Também foi detectado o pagamento de diárias e passagens c om destino a Salvador (BA) para Mário César Jucá e Maria de Fátima Lippo Acioli, para atendimento de interesses particulares. Segundo o relatório da CGU, os dois servidores estavam realizando curso de Doutorado em Educação na Universidade Federal da Bahia (UFBA) desde do ano de 2003, quando foram aprovados na seleção e conseguiram afastamento para capacitação com ônus para o Cefet.
De acordo com os processos de concessão de diárias, durante a realização do doutorado várias viagens pagas pelo Cefet para os dois servidores tinham como objetivo a participação dos servidores em reuniões, palestras e em pesquisas relacionadas ao Departamento de Doutorado em Educação da UFBA, a convite da professora Vera Fártes, muitas vezes sem convocação oficial e sim por meio telefônico. Além disso, diárias e passagens concedidas aos dois servidores, na maioria das vezes, apresentavam a finalidade, período e percurso idênticos.
Os dois servidores também obtiveram autorização do Ministério da Educação para afastamento do país, com diárias pagas pelo Cefet para participação no VIII Congresso Luso Afro-Brasileiro de Ciências Sociais promovido pela Universidade de Coimbra-Portugal em setembro de 2004. Mário César Jucá recebeu a título de diárias o valor de R$ 7.278,08 e Maria de Fátima da Lippo Acioli, R$ 7.058,33. Entretanto, segundo a denúncia do MPF/AL, a participação dos servidores no congresso tinha como real motivo a apresentação de trabalhos relacionados ao curso de doutorado em Educação da UFBA, o que evidenciou o interesse pessoal na participação no Congresso.
Mário César Jucá e o então gerente jurídico do Cefet, Josélio Monteiro de Melo, foram acusados ainda de ordenar o pagamento, acima do valor estabelecido, de incorporações de quintos e décimos de função a 24 servidores comissionados. Os denunciados Mário Jucá e Josélio Monteiro estavam entre os beneficiários da medida.
Por alguns dos fatos narrados na denúncia, em 2006, o próprio Cefet ajuizou contra os denunciados uma ação de improbidade administrativa que tramita na 2ª Vara Federal.
Na denúncia, o MPF/AL pediu a condenação de Mário César Jucá por onze vezes pelo crime previsto no artigo 316 do Código Penal (concussão – exigir vantagem indevida); por 72 vezes pelo crime previsto no artigo 89 da Lei nº 8.666/93 (dispensa ilegal de licitação); por 66 vezes pelo crime previsto no artigo 312, do Código Penal (peculato – desvio de recursos em proveito próprio) e pelo artigo 288 do Código Penal (formação de quadrilha).

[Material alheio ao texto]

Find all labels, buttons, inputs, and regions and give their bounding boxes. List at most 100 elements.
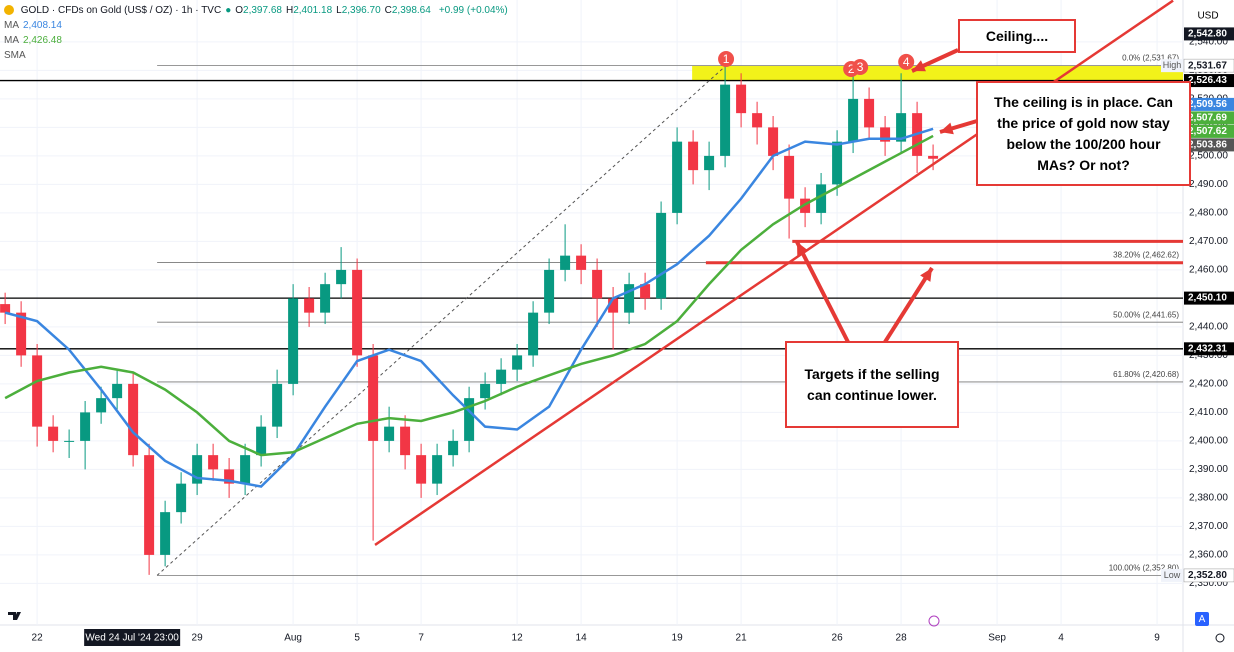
peak-marker-label: 4 — [903, 55, 910, 69]
arrow-head — [940, 122, 954, 135]
candle-body — [112, 383, 123, 399]
candle-body — [128, 383, 139, 456]
candle-body — [512, 355, 523, 370]
ohlc-value: 2,396.70 — [341, 5, 381, 16]
price-label — [1184, 138, 1234, 152]
indicator-name: SMA — [4, 50, 26, 61]
moving-average — [4, 134, 934, 457]
candle-body — [352, 269, 363, 356]
candle-body — [208, 455, 219, 470]
candle-body — [560, 255, 571, 270]
ohlc-key: H — [285, 5, 294, 16]
y-tick-label: 2,440.00 — [1189, 322, 1228, 333]
fib-label: 61.80% (2,420.68) — [1113, 370, 1179, 379]
candle-body — [464, 398, 475, 441]
settings-button[interactable] — [1215, 633, 1225, 643]
y-tick-label: 2,460.00 — [1189, 265, 1228, 276]
indicator-value: 2,408.14 — [23, 20, 62, 31]
x-tick-label: 12 — [512, 633, 524, 644]
candle-body — [96, 398, 107, 413]
crosshair-label — [84, 629, 181, 646]
peak-marker — [898, 53, 915, 70]
price-label-text: 2,352.80 — [1188, 570, 1227, 581]
x-tick-label: 22 — [32, 633, 44, 644]
candle-body — [592, 269, 603, 299]
y-tick-label: 2,500.00 — [1189, 151, 1228, 162]
price-tag-text: Low — [1164, 570, 1181, 580]
candle-body — [192, 455, 203, 484]
candle-body — [624, 284, 635, 313]
question-note: The ceiling is in place. Can the price o… — [976, 81, 1191, 186]
price-tag — [1161, 568, 1183, 582]
x-tick-label: 9 — [1154, 633, 1160, 644]
candle-body — [832, 141, 843, 185]
price-label — [1184, 291, 1234, 305]
price-label — [1184, 124, 1234, 138]
price-label — [1184, 342, 1234, 356]
alert-icon[interactable] — [928, 615, 940, 627]
ceiling-note: Ceiling.... — [958, 19, 1076, 53]
auto-scale-button[interactable] — [1195, 612, 1209, 626]
y-tick-label: 2,390.00 — [1189, 464, 1228, 475]
ohlc-value: 2,398.64 — [391, 5, 431, 16]
peak-marker-label: 3 — [857, 60, 864, 74]
candle-body — [704, 155, 715, 171]
candle-body — [544, 269, 555, 313]
candle-body — [416, 455, 427, 484]
symbol-icon — [4, 5, 14, 16]
candle-body — [160, 512, 171, 555]
price-tag — [1161, 59, 1183, 73]
x-tick-label: Sep — [988, 633, 1006, 644]
candle-body — [480, 383, 491, 399]
crosshair-label-text: Wed 24 Jul '24 23:00 — [85, 633, 179, 644]
status-dot: ● — [225, 5, 232, 16]
candle-body — [752, 113, 763, 128]
candle-body — [176, 483, 187, 513]
price-label-text: 2,503.86 — [1188, 140, 1227, 151]
moving-average — [4, 127, 934, 488]
indicator-row[interactable]: MA 2,408.14 — [4, 18, 512, 33]
candle-body — [448, 440, 459, 456]
peak-marker-label: 2 — [848, 62, 855, 76]
candle-body — [784, 155, 795, 199]
currency[interactable]: USD — [1197, 11, 1218, 22]
candle-body — [896, 113, 907, 142]
y-tick-label: 2,410.00 — [1189, 407, 1228, 418]
arrow — [795, 241, 850, 343]
candle-body — [656, 212, 667, 299]
candle-body — [640, 284, 651, 299]
x-tick-label: 21 — [736, 633, 748, 644]
price-label — [1183, 58, 1234, 73]
legend: GOLD · CFDs on Gold (US$ / OZ) · 1h · TV… — [4, 3, 512, 63]
y-tick-label: 2,380.00 — [1189, 493, 1228, 504]
x-tick-label: 26 — [832, 633, 844, 644]
y-tick-label: 2,470.00 — [1189, 236, 1228, 247]
price-label — [1183, 568, 1234, 583]
candle-body — [240, 455, 251, 484]
x-tick-label: 5 — [354, 633, 360, 644]
price-label-text: 2,450.10 — [1188, 293, 1227, 304]
symbol[interactable]: GOLD · CFDs on Gold (US$ / OZ) · 1h · TV… — [20, 5, 222, 16]
candle-body — [768, 127, 779, 156]
x-tick-label: 19 — [672, 633, 684, 644]
candle-body — [496, 369, 507, 384]
peak-marker — [718, 50, 735, 67]
indicator-row[interactable]: MA 2,426.48 — [4, 33, 512, 48]
fib-label: 50.00% (2,441.65) — [1113, 310, 1179, 319]
price-label-text: 2,542.80 — [1188, 29, 1227, 40]
candle-body — [720, 84, 731, 156]
price-label — [1184, 27, 1234, 41]
candle-body — [320, 284, 331, 313]
price-label — [1184, 97, 1234, 111]
candle-body — [608, 298, 619, 313]
candle-body — [688, 141, 699, 171]
ohlc-key: C — [384, 5, 392, 16]
y-tick-label: 2,370.00 — [1189, 521, 1228, 532]
auto-scale-label: A — [1199, 614, 1206, 625]
indicator-row[interactable]: SMA — [4, 48, 512, 63]
y-tick-label: 2,420.00 — [1189, 379, 1228, 390]
candle-body — [672, 141, 683, 213]
candle-body — [32, 355, 43, 427]
arrow-head — [797, 242, 809, 256]
x-tick-label: 4 — [1058, 633, 1064, 644]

Maria Eliane Gomes foi denunciada 11 vezes no artigo 316 do Código Penal; 68 vezes no artigo 89 da Lei nº 8.666/93 e por formação de quadrilha. Maria de Fátima da Costa Lippo Acioli, por 11 vezes no artigo 316 do Código Penal; 7 vezes no artigo 312, caput, do Código Penal e formação de quadrilha.
Josélio Monteiro de Melo foi denunciado por 11 vezes no artigo 316 do Código Penal; 24 vezes no artigo 312, caput, do Código Penal e formação de quadrilha e Luiz Carlos Garcia Júnior – que ocupou a função de superintendente da Fapec -, por onde vezes no artigo 316 do Código Penal e formação de quadrilha.
Em relação a todos os réus foi pedida a perda do cargo público dos denunciados, conforme o disposto no art. 92, inciso I, "a", do Código Penal.
A ação nº 2008.80.00.002525-6 foi distribuída para a 2ª Vara Federal.